In practical terms, evaluating a manager cannot be done on paper. Resumes, regardless of their accuracy, are merely tools to utilize in the pursuit of the right manager. I've seen many resumes over the years with virtually identical credentials - but never for one moment did I assume that the candidates were equal. A Harvard MBA may be an indicator of something, but no more a guarantee of management skills than intramural hockey captaincy.

Aristotle claimed that "we are what we repeatedly do. Excellence, then, is not an act, but habit." Isn't it amazing how some managers can go from company to company and find success at each stop, while others always seem to be in the wrong place at the wrong time? This is the theory that "The Apprentice" purports to examine.

In business circles, we fête the turnaround specialist who saves failing companies.
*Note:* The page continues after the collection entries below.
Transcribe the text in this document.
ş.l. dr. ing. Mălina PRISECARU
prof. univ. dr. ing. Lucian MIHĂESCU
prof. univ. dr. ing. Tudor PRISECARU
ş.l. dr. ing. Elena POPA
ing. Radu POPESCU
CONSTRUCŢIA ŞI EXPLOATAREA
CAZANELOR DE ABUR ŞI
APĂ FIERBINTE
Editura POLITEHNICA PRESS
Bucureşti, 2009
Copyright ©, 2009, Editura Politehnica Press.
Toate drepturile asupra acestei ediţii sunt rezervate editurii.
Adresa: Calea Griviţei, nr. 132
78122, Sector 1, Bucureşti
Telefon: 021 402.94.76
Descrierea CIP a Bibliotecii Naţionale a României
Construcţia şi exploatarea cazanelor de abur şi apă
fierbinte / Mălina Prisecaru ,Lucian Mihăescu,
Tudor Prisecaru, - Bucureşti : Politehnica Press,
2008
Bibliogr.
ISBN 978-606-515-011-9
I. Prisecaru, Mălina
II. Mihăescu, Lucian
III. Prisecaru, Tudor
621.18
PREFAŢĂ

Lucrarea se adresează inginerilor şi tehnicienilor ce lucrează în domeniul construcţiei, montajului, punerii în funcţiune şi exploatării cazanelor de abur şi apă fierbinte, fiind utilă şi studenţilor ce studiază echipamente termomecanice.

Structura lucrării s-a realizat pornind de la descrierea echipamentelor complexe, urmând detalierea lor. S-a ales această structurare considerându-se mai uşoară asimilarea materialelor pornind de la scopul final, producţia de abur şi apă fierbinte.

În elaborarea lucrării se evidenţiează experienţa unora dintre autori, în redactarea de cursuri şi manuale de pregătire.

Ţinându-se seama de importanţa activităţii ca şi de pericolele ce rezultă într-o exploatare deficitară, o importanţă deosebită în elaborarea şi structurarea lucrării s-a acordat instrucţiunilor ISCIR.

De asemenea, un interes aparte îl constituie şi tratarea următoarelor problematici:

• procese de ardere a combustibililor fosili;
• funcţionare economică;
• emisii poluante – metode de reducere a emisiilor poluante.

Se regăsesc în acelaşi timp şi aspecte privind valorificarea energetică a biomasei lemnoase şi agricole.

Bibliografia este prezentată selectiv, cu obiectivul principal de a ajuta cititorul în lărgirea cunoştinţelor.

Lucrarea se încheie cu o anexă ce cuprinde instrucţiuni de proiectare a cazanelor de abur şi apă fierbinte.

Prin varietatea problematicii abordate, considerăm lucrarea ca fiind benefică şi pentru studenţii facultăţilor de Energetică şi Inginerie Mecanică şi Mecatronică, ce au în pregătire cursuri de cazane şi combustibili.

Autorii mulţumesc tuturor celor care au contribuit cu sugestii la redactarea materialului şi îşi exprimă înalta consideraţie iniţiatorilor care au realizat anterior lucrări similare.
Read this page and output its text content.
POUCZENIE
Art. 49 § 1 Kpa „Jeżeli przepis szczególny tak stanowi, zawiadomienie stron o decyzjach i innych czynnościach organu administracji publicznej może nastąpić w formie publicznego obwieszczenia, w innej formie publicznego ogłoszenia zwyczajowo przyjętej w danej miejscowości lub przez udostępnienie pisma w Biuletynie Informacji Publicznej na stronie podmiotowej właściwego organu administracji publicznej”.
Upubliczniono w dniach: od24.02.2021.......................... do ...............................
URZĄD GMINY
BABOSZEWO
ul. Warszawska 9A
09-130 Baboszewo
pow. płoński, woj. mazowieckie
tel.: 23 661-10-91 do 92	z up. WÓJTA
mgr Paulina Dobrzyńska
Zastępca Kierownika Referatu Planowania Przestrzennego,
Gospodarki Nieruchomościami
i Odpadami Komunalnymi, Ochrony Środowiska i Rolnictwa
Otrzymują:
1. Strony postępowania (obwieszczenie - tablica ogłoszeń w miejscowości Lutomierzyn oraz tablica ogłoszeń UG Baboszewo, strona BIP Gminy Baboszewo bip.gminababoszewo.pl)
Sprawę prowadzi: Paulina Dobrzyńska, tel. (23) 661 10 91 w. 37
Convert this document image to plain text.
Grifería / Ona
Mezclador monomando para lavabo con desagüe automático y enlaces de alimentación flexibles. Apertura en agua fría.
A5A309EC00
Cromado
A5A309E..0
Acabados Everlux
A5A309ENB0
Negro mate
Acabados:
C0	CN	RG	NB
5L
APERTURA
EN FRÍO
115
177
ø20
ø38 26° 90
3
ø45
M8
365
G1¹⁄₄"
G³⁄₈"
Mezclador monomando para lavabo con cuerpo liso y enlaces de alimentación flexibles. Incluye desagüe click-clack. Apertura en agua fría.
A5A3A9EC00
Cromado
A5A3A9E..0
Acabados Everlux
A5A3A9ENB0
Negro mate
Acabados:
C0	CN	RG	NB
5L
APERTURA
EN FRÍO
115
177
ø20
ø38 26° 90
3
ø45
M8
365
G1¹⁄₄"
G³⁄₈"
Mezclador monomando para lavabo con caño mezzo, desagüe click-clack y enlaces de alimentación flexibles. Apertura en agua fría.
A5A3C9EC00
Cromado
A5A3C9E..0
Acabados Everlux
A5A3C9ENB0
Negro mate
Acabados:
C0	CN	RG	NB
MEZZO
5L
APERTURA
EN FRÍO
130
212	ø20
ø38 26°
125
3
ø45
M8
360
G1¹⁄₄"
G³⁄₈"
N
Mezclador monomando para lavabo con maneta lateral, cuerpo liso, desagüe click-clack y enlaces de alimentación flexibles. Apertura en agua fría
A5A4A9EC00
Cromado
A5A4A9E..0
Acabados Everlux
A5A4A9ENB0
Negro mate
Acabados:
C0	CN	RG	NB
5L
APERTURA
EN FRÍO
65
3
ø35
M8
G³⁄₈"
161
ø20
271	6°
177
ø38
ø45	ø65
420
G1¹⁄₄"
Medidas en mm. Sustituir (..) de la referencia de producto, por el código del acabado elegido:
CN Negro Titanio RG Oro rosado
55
But we don't even have a word to describe his counterpart who poisons healthy organizations.

Just as good managers can turn around bad companies, poor managers can ruin good companies. Managers are rarely interchangeable; even with similar skill sets, they have different capabilities. For the good of your company, if you have a manager who isn't producing the desired results, regardless of his or her credentials and track records, remember that past performance is no indicator of future success, and take a cue from the Donald and say those two rejuvenating words: "You're Fired!"

Elisha Tropper is president and CEO of T3 Associates, a New York based strategic consulting firm, and the former president of Prestige Label, a North Carolina converter.